Tercih bu olunca da gerçeklerin yeşermesi ve anlaşılması zaman almakta...
Sıradan iki insanın ilişkisi bile etraflarındaki onlarca belki de yüzlerce kişiyi etkiler.
Durum böyleyken DEVLETLERİN tercihlerinde de aynı kuralı aramamak akıl dışı yürümek demektir. Eğer bunda ısrar ederseniz de son tahlilde olan biteni anlama şansınız SIFIR bile değildir...
Geçtiğimiz hafta "Amerika Birleşik Devletleri ile İNGİLTERE arasında bir BARIŞ, bir İTTİFAK, bir DOSTLUK köprüsü mü kuruluyor" diye yazdım.
İşaretlerin fazlasıyla arttığını, bunu görmenin de çok zor olmadığını paylaştım... Bu hafta da aynı çizgiden gitmemizde büyük fayda var.
Herkesi ilgilendiren bu adımların dikkatlice takip edilmesinde yarar var. Dünyanın alacağı şekli anlamak için İKİ BÜYÜK arasındaki alış-verişi iyi incelemek gerekmekte...
Devam...
Defalarca yazdığım gibi Amerika Birleşik Devletleri'nde büyük güç PENTAGON'dur... Uzun zamandır böyledir.
Askeri operasyonların hepsi Washington'ı güçlendirirken, Pentagon da güç kazandı.

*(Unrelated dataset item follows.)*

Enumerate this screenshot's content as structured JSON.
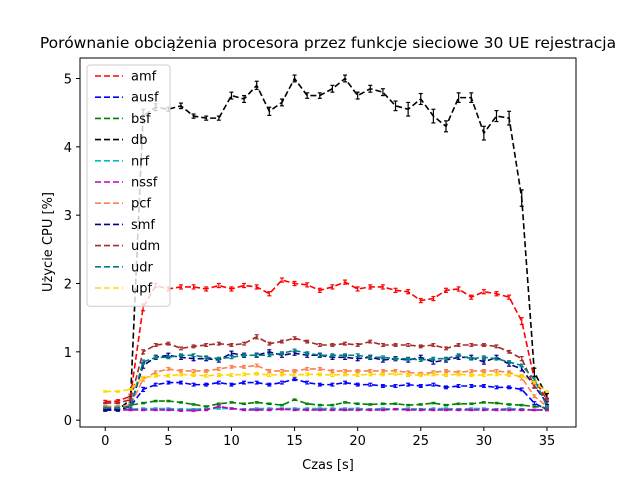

Doğal olarak... 150 ülkede ASKERİ ÜSSÜNÜZ varsa bu BEYAZ SARAY'ı değil PENTAGON'u güçlü kılar. Bunu analiz etmekte çok zor olmasa gerek! Pentagon güçtü ama İNGİLTERE de ondan daha eski ve daha büyük güçtü. Pentagon'un hayalindeki Amerika ile Londra'nın kabul ettiği Amerika aynı değildi. Bizim bilmediğimiz, atladığımız buydu. Pentagon buna itiraz etse de sesini çok duyuramıyordu.
Elinden geleni yapsalar da sesleri ulaşması gereken yere gitmiyordu. Derken TRUMP BAŞKAN seçildi...
Sürprizdi. Hillary geride kalmıştı...
Trump'la birlikte dengeler değişmeye başladı. Amerikan ordusunun, askerinin gücü ve desteği arttıkça Trump'ın da etkisi artıyordu... Trump güçlenerek geldi, BEYAZ SARAY'a oturdu. Etkisi giderek çoğalınca SİLAH ŞİRKETLERİ rahatsız oldu.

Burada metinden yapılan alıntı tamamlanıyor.